Niet dat ik mezelf een kunstenaar in dezelfde categorie vind, zeker niet, maar is Anton Webern een mindere componist omdat zijn officiële oeuvre uit 31 werken bestaat, waarvan het langste een kwartier duurt, een oeuvre waar de goede man 35 jaar aan gewerkt heeft en dat met gemak op 3 cd's past? Natuurlijk niet, Webern is de grootste klassieke componist van de 20ste eeuw, we mogen hem dankbaar zijn dat hij soms drie jaar met zes minuten muziek bezig was.
Ik blijf er dus bij dat, gezien de bedragen die dichters van vergelijkbare kwaliteit krijgen, een werkbeurs van minimaal 30.000 euro in mijn geval alleszins redelijk was geweest.

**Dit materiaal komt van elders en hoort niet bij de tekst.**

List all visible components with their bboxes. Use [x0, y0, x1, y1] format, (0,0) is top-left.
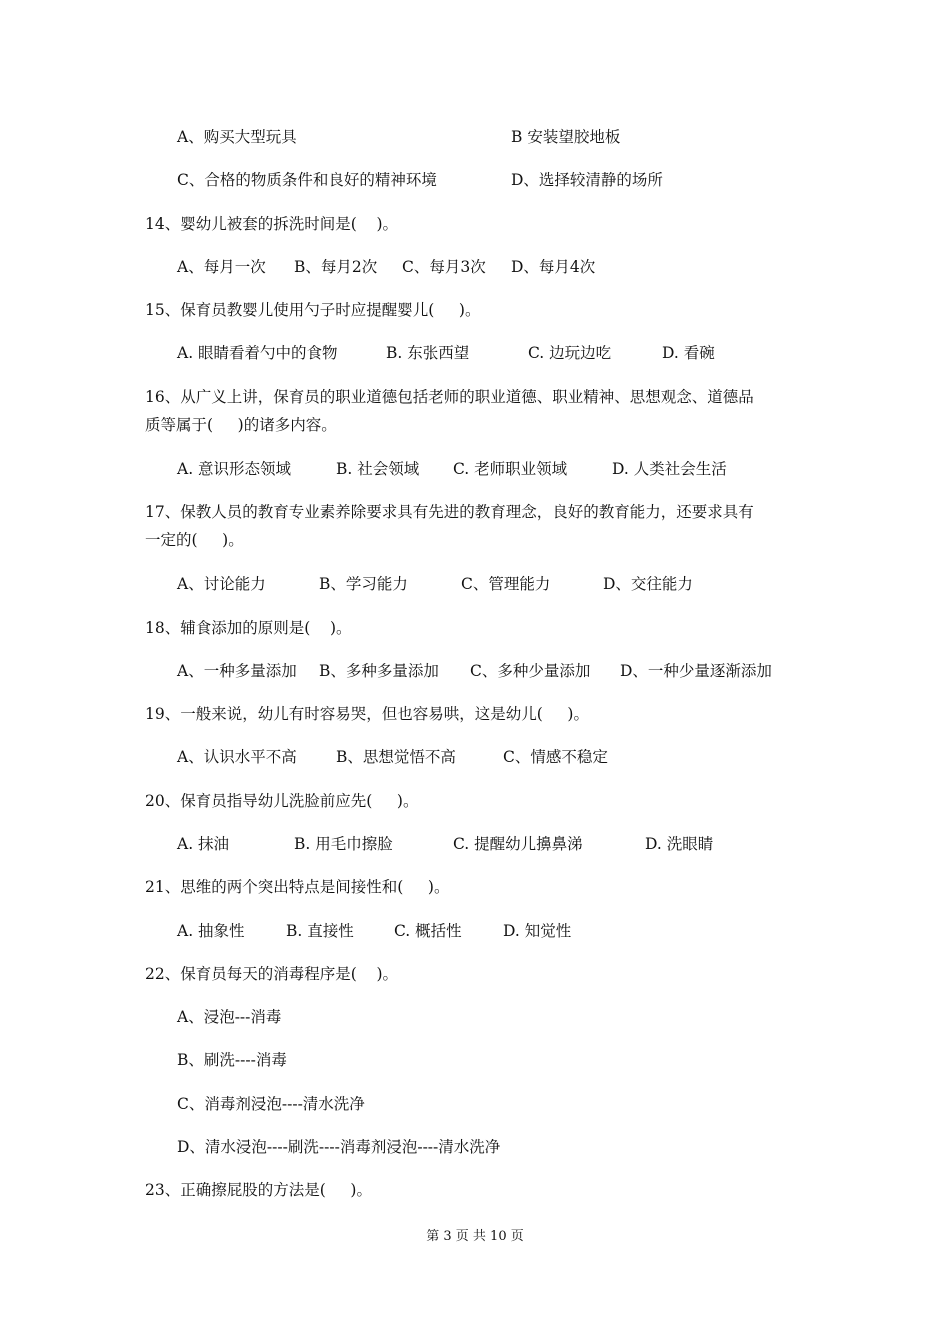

Maar de doorslaggevende reden om de werkbeurs te weigeren, is het volgens mij faliekant onjuiste oordeel over Geluksinstructies.
Denk niet dat mij deze beslissing geen moeite kost. 10.000 euro is voor mij een enorm bedrag. Het is in feite wat ik, ruwweg, in twee jaar verdien. (En het is twintig maal het bedrag wat ik tot nu toe met Geluksinstructies heb verdiend.) Niet alleen zal ik het geld missen, maar ik zag de werkbeurs (aanvankelijk, voordat ik van de ‘nadere motivering’ kennis had genomen) ook als een soort maatschappelijke erkenning, als misschien een eerste stap uit de freelance-armoede. (Waarbij ik me goed realiseer dat die ‘armoede’ zeer relatief is, en dat ik vergeleken met miljarden mensen op deze wereld vreselijk rijk ben.)

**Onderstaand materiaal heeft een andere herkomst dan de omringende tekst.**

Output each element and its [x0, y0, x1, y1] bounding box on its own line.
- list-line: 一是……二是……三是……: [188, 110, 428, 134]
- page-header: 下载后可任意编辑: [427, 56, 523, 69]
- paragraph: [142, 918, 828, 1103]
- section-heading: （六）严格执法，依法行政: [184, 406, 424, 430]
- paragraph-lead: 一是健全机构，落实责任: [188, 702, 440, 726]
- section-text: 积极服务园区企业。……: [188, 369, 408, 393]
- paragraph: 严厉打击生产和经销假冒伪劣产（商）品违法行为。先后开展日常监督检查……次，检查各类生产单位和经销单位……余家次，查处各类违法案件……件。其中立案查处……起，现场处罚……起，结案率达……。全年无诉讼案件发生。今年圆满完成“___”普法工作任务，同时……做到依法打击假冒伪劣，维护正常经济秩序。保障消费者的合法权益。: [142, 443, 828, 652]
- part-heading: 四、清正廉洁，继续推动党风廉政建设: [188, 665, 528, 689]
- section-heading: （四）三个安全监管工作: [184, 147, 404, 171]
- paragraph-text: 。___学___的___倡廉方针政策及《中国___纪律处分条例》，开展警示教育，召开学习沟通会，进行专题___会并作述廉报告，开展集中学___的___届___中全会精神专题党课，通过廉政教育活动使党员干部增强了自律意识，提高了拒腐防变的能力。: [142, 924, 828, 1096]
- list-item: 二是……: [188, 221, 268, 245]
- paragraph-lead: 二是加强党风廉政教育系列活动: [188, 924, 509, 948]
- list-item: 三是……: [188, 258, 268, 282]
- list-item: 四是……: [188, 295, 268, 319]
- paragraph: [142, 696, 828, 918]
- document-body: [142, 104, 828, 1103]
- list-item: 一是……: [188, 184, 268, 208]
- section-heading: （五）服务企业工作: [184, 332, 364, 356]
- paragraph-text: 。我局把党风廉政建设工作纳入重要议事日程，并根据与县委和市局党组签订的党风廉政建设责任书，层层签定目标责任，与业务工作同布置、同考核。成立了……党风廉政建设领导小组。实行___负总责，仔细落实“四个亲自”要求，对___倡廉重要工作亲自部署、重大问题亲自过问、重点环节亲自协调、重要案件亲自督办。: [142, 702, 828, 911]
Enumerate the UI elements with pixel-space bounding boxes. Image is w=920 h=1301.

Nee, deze beslissing, en dit hele ‘gedoe’ kost mij al maanden veel moeite. Die zich fysiek vertaalt in dagelijkse pijn in mijn borst. Ik hoop dat de druk nu (geleidelijk aan?) minder zal worden en uiteindelijk zal verdwijnen.

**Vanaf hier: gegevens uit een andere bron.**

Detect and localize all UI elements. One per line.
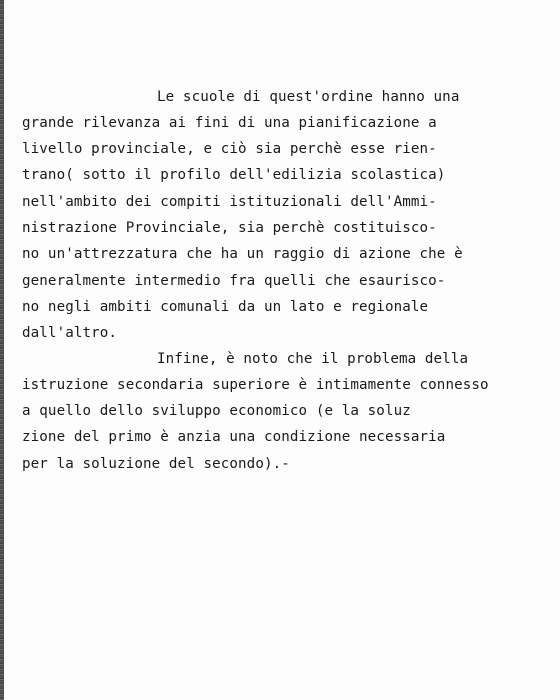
text-line: zione del primo è anzia una condizione necessaria — [22, 429, 446, 445]
text-line: no negli ambiti comunali da un lato e regionale — [22, 299, 429, 315]
text-line: grande rilevanza ai fini di una pianificazione a — [22, 115, 437, 131]
text-line: livello provinciale, e ciò sia perchè esse rien- — [22, 141, 437, 157]
text-line: no un'attrezzatura che ha un raggio di azione che è — [22, 246, 463, 262]
text-line: generalmente intermedio fra quelli che esaurisco- — [22, 273, 446, 289]
text-line: nell'ambito dei compiti istituzionali dell'Ammi- — [22, 194, 437, 210]
text-line: per la soluzione del secondo).- — [22, 456, 290, 472]
text-line: dall'altro. — [22, 325, 118, 341]
text-line: istruzione secondaria superiore è intimamente connesso — [22, 377, 489, 393]
text-line: trano( sotto il profilo dell'edilizia scolastica) — [22, 167, 446, 183]
text-line: Le scuole di quest'ordine hanno una — [157, 89, 460, 105]
text-line: nistrazione Provinciale, sia perchè costituisco- — [22, 220, 437, 236]
text-line: Infine, è noto che il problema della — [157, 351, 469, 367]
text-line: a quello dello sviluppo economico (e la soluz — [22, 403, 411, 419]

Ik weet niet of u mijn twee bezwaarschriften aan de ‘lezers’ (Arnoud van Adrichem, Kurt Snoekx en het niet nader genoemde lid van de ‘adviescommissie’) en aan de ‘adviescommissie’ (Tatjana Daan, Toin Duyx, Atte Jongstra, Menno Lievers en Fleur Speet, bijgestaan door Maydo van Marwijk Kooy en Erik Vlaminck - de man die u een beurs van 75.000 euro gaf) heeft laten lezen. Aangezien mijn bezwaarschriften voor een niet gering deel tegen de ‘lezers’ en de ‘adviescommissie’ zijn gericht, zou ik het op prijs stellen als voornoemde personen ze ook te lezen kregen. Deze (derde) brief mogen ze natuurlijk ook lezen.
Ook zou ik het op prijs stellen als u mijn besluit de werkbeurs te weigeren in uw nieuwsbrief Het Schrijvershuis zou vermelden. Ook een vermelding van mijn besluit in uw volgende jaarverslag zou ik op prijs stellen.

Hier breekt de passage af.